Pour répondre à ta question par rapport à Hydromagic, en effet, la question des minerais est une question omniprésente dans notre démarche. D’ailleurs les industriels ne s’y trompent pas et possèdent déjà des réponses à nos questions : par exemple, à la question des réserves de platine, indispensables aux catalyseurs utilisés pour séparer les atomes d’hydrogène des molécules d’eau et estimés à une trentaine d’années – sans tenir compte de l’usage exponentiel que ces techniques pourront engager – l’industrie mise sur le recyclage. Lorsqu’øn sait qu’une voiture électrique consomme deux fois plus de métaux rares qu’une voiture à pétrole, øn peut légitimement douter de la justesse des évaluations lancées souvent comme preuves du bien-fondé de la « transition » vers le tout-électrique ; comme d’habitude, l’approche progressiste insiste sur les solutions sans remettre en question les usages de l’énergie : la fuite en avant fait intégralement partie du projet et le pari, comme le résume bien la nouvelle de Nnedi Okorafor, est qu’une gamine vivant dans une grotte « découvre » la technologie qui permettra le rechargement des appareils électriques à distance sans brûler les oiseaux qui s’approchent trop près des installations et dont øn doit nettoyer les restes calcinés sur les miroirs surchauffés.
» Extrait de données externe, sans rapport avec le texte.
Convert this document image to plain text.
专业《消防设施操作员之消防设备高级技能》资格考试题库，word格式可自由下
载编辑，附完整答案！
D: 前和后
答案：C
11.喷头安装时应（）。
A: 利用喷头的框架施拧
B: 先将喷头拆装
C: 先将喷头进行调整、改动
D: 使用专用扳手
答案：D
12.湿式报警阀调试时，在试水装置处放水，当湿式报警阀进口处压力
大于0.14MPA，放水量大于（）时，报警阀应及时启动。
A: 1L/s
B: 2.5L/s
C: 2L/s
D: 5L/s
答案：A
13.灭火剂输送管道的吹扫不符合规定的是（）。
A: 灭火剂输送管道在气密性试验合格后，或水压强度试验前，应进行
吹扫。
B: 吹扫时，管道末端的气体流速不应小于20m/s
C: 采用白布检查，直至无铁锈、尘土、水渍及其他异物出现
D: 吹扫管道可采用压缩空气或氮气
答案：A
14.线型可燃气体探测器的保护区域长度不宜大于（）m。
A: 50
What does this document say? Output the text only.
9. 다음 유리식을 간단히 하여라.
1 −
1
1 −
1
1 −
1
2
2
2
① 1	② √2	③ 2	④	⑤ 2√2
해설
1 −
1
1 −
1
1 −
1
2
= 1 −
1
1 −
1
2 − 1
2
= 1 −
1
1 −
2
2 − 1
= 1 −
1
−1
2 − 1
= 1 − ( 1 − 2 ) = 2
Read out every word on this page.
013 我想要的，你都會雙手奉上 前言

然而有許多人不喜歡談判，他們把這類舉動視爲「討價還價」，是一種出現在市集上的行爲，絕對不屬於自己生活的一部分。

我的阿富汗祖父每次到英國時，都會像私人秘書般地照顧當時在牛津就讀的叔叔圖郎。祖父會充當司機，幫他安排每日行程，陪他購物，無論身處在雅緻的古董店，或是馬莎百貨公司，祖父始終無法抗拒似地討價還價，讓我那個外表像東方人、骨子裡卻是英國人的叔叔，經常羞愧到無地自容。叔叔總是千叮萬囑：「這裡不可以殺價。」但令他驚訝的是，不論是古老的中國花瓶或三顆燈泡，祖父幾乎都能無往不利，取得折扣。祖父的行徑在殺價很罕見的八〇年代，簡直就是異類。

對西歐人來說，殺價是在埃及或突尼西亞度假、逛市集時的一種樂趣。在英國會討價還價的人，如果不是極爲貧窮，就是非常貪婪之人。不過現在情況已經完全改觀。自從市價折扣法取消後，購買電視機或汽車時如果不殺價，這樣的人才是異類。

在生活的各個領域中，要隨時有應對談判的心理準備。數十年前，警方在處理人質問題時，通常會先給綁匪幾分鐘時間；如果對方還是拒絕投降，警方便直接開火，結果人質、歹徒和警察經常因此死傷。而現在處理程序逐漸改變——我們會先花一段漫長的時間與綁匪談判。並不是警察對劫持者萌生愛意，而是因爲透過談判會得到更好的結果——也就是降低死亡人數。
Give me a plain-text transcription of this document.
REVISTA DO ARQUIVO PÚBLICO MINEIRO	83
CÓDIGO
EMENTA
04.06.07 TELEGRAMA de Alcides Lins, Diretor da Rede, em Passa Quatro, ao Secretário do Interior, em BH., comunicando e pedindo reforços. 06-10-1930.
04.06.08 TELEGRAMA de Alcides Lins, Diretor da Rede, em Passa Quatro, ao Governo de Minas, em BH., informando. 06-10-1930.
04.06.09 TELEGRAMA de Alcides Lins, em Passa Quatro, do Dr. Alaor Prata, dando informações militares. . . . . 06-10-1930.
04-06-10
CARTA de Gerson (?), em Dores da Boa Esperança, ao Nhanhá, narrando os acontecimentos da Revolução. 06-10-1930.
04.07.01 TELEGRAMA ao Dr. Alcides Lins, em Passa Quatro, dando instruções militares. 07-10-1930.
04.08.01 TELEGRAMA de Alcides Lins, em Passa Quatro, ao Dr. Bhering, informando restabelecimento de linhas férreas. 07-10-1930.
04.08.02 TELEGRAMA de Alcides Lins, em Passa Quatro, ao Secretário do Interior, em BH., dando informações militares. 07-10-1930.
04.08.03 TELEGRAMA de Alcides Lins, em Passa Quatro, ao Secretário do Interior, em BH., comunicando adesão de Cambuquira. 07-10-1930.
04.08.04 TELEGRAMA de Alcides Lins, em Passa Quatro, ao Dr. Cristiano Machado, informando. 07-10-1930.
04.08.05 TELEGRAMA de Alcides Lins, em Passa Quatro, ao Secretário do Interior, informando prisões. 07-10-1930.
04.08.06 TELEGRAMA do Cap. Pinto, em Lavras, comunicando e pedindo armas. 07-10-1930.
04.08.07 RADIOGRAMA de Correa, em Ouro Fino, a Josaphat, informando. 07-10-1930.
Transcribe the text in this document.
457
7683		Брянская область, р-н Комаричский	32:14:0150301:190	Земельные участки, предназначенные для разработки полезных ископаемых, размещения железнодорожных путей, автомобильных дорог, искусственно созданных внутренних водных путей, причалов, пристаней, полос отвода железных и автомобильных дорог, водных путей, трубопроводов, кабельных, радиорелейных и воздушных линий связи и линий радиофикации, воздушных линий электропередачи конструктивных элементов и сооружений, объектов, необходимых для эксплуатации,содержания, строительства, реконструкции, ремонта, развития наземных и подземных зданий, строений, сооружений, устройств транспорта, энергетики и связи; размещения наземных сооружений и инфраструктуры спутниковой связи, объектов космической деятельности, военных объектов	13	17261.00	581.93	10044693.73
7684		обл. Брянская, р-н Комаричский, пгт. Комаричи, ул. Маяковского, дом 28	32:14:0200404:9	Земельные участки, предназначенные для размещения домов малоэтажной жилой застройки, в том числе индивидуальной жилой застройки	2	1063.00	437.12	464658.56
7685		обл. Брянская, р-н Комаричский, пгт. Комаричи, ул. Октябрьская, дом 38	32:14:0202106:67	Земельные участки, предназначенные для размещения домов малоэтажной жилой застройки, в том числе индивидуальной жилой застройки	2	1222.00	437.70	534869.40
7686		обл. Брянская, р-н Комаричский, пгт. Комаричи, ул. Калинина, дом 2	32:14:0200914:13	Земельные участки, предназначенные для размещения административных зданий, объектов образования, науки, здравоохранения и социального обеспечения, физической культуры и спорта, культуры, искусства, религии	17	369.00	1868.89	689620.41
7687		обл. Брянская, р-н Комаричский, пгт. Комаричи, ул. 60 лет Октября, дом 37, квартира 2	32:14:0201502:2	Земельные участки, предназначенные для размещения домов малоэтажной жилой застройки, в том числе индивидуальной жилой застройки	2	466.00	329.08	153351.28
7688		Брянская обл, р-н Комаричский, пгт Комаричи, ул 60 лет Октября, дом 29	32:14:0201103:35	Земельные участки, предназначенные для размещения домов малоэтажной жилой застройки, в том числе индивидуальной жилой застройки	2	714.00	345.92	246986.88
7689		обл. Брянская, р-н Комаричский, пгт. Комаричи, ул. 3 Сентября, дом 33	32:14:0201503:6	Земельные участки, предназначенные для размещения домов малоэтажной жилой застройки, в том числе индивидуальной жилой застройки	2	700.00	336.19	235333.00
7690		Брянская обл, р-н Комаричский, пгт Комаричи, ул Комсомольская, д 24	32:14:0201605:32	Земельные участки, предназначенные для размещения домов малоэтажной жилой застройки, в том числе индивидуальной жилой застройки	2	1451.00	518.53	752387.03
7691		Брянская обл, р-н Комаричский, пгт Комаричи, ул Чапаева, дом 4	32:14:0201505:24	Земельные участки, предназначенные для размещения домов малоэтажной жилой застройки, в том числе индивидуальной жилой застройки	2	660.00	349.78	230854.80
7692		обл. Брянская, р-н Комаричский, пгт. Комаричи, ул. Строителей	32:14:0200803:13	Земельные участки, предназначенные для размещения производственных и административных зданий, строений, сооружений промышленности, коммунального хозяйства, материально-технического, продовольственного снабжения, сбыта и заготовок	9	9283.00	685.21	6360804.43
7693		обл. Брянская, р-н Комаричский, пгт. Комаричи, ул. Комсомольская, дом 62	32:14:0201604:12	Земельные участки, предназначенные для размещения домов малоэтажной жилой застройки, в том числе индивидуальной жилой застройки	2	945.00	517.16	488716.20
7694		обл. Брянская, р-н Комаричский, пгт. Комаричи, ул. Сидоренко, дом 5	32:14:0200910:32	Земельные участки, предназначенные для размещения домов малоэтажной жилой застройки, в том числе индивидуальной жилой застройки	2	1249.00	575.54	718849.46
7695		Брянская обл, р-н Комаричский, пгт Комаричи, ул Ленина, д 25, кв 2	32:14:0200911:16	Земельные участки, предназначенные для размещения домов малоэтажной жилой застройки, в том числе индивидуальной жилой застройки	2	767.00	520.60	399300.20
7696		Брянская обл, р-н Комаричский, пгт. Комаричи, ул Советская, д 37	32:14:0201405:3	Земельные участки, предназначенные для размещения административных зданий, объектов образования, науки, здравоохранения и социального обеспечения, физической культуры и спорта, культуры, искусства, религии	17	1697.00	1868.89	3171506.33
Quelle que soit la quantité de recyclage effectif, celui-ci réclame de l’énergie, beaucoup d’énergie et une quantité non négligeable de produits chimiques et d’eau. D’une manière ou d’une autre, c’est toujours la phrase de Lavoisier qui revient hanter la technologie : « Rien ne se perd, rien ne se crée, tout se transforme. » En revanche, tout ne se transforme pas à volonté : le plomb ne devient toujours pas de l’or, et l’extraction des métaux rares réclame toujours des tonnes et des tonnes de gravas, l’extraction de carbone stocké dans les sols, la pollution massive des sous-sols y compris des réserves d’eau potable, et la libération de radioactivité dans l’air – sans compter les dommages au vivant, humanz compriz. Tant que ces « externalités » ne seront pas prises en compte, le capitalisme trouvera toujours l’oreille des investisseurs qui saliveront sur la projection des profits. L’un des éléments qui pourrait garantir la disponibilité des métaux rares, des métaux moins rares, tous nécessaires à la « transition énergétique » (qui n’aura pas lieu), dans des proportions qui ne généreraient pas une augmentation des émissions de carbone (et d’autres gaz à effet de serre) serait de cesser tout ce qui consomme bien trop de ces ressources : la course à l’espace, les véhicules électriques individuels, l’aviation civile et surtout militaire, et l’ensemble des armements des dites grandes puissances, celles qui utilisent plusieurs planètes chaque année en blâmant les pays dits pollueurs, principalement ceux qui leur fournissent les matières premières, ceux qui fabriquent leurs marchandises, ceux qui reçoivent leurs bombes.